Wesley Scivetti, Melissa Torgbi, Austin Blodgett, Mollie Shichman, Taylor Hudson, Claire Bonial, Harish Tayyar Madabushi

Outline

This paper presents a diagnostic assessment using Construction Grammar (CxG) to address the assessment challenges posed by the use of large pre-training datasets: distinguishing between linguistic abilities that are well represented in the pre-training dataset and generalization to dynamic, real-world instances less common in the pre-training dataset. CxG provides a psycholinguistically grounded framework for testing generalization by explicitly linking syntactic forms to abstract, non-lexical meanings. We construct a novel inference assessment dataset using English phrase structures, which capitalizes on speakers' ability to abstract from common exemplars to understand and generate creative examples. This dataset addresses two central questions: whether models can "understand" the meaning of sentences that are less frequently represented in the pre-training dataset but are intuitive and easily understood by humans; and whether they can appropriately utilize structural meaning when given syntactically identical but semantically different structures.

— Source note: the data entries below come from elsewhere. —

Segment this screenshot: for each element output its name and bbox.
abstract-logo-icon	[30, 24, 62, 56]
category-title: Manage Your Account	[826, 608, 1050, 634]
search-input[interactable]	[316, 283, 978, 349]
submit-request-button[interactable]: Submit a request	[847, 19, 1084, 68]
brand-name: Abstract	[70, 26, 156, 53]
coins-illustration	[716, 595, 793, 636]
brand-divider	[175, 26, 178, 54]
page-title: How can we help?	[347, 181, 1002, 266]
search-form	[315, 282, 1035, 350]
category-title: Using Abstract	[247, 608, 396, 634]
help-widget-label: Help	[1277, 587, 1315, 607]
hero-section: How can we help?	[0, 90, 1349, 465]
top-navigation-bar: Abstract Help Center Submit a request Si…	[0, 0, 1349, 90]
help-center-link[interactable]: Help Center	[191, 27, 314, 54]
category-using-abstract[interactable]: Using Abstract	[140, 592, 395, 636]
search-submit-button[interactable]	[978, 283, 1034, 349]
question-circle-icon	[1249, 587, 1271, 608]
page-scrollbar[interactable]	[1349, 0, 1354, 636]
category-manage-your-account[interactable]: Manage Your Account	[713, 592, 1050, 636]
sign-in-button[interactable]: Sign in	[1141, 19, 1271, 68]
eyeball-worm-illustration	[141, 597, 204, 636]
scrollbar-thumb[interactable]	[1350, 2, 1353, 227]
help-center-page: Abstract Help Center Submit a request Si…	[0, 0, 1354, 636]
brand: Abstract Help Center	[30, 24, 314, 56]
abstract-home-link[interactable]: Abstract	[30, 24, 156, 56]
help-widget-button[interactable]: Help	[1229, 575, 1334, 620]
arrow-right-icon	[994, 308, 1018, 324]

State-of-the-art models, including GPT-o1, underperform by over 40% on the second task, demonstrating a failure to generalize syntactically identical forms to distinct structural meanings, as humans do. We are making the new dataset and associated experimental data (including prompts and model responses) publicly available.

Takeaways, Limitations

Takeaways:
Provides a deeper understanding of the generalization ability of large-scale language models (LLMs).
We present a new evaluation framework utilizing Construction Grammar (CxG).
We are making publicly available a new dataset that clearly demonstrates the limitations of LLM.
It contributes to analyzing the impact of bias in pre-training data on the performance of LLM.
Limitations:
The evaluation dataset focuses solely on English phrase structures, which may limit its generalizability to other languages or structures.
Due to its strong reliance on the CxG framework, its interpretation may differ from other theoretical perspectives.
The models evaluated may be limited. Further experiments with a wider range of models are needed.